Objective: We strove to create an educational program that met the needs of patients diagnosed with breast cancer throughout the course of their cancer journey.
Methods: An education program was developed organizing content according to what the patient can expect at each step in his or her cancer journey. Appropriate content was presented to the patient at the appropriate time, that is, time of diagnosis, treatment, and survivorship. Education topics included: initial diagnosis overview and assessment of treatment barriers; surgical options; preoperative information; postoperative healing; radiation treatment; chemotherapy side effects; and survivorship. Several strategies were used with the goal of offering a program that addressed the needs of the patients. These included classroom teaching as well as individual sessions. Education also took place via telephone contact. Our program was supported and reinforced by educational materials approved by the hospital’s division of education to ensure that our patients received culturally, linguistically, and medically appropriate information. In addition, at our preoperative class, we offer hands-on experience in handling drains, prostheses, and accessories.
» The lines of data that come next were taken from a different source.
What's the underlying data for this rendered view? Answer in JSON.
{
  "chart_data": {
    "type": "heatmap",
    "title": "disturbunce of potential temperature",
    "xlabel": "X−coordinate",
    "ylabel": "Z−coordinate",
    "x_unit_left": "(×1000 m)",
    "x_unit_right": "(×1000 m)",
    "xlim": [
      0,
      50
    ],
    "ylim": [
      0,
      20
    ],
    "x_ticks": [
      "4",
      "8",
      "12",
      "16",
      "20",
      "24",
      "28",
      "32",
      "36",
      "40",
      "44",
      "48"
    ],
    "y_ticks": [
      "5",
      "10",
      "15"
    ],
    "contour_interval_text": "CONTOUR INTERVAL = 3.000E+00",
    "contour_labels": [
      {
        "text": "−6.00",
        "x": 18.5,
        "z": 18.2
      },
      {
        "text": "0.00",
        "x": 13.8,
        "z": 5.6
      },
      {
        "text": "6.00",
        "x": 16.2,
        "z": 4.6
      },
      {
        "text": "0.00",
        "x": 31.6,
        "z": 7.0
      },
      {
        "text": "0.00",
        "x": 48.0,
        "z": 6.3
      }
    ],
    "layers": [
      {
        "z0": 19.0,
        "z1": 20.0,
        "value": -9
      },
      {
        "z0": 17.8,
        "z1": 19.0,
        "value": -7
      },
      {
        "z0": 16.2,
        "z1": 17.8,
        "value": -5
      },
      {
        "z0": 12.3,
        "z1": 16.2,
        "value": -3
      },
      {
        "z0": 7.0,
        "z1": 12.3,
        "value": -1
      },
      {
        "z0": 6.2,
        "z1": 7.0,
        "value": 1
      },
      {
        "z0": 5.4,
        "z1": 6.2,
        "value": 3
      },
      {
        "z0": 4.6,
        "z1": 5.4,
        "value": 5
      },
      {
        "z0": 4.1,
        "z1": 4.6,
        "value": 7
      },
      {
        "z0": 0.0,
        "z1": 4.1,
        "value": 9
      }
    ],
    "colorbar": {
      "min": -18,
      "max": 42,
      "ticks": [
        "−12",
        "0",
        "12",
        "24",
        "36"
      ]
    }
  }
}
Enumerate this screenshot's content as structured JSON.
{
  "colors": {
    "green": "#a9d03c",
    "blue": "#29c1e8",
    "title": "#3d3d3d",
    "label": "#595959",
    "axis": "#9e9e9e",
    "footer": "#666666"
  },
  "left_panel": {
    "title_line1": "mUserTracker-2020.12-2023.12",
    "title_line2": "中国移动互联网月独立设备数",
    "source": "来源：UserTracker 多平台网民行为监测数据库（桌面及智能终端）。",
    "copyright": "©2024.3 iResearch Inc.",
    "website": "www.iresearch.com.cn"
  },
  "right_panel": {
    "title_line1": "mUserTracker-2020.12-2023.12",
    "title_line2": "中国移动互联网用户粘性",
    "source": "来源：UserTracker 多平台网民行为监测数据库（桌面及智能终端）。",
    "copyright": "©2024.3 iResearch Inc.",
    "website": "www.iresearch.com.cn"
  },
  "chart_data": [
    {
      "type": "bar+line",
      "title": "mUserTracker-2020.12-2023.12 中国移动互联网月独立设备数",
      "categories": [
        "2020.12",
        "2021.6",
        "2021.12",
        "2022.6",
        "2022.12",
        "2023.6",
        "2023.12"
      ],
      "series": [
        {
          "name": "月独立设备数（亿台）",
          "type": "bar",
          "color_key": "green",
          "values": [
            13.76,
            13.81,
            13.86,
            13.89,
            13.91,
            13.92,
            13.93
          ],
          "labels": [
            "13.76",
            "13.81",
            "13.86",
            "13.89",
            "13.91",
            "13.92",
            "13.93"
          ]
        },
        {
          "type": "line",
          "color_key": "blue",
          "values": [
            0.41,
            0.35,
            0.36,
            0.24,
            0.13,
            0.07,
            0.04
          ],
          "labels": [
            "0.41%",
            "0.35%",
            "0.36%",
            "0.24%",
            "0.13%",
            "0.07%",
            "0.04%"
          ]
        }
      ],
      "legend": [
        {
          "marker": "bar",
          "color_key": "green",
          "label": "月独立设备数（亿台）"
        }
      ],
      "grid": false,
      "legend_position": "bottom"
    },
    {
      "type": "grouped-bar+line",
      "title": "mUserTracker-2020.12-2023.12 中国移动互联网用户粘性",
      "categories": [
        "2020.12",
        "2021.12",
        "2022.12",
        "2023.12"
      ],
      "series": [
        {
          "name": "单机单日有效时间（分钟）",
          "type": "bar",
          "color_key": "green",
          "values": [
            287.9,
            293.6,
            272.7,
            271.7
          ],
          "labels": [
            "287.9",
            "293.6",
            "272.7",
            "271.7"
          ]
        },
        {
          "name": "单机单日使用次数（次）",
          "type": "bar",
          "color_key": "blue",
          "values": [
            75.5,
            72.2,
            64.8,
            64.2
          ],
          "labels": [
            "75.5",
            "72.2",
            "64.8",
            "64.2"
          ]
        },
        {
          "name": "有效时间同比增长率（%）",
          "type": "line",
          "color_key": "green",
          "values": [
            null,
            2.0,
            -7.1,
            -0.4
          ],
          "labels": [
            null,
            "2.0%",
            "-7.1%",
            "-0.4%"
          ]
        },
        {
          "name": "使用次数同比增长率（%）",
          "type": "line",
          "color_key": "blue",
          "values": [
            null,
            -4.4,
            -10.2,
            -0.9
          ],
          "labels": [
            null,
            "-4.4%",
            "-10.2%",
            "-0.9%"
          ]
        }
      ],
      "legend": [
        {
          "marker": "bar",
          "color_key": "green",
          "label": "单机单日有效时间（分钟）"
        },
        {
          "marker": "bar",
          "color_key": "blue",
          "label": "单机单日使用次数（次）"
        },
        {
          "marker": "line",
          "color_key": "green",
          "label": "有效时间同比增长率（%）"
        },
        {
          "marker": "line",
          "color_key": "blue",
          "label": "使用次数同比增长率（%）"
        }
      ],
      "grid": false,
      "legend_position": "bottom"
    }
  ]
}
A lymphedema therapist and a breast cancer survivor were present during these sessions.
Results: In the initial survey, only 27% of patients felt well informed when asked: “How prepared were you for your surgery and how you would feel afterwards?” After implementation of the education program, a repeat survey found that 83% of preoperative class attendees felt well prepared.
Conclusions/Implications: The education program resulted in patients feeling better prepared for surgery. The use of interval education, providing information approriate to the most immediate needs at the appropriate time, was successful for patients receiving surgery for breast cancer.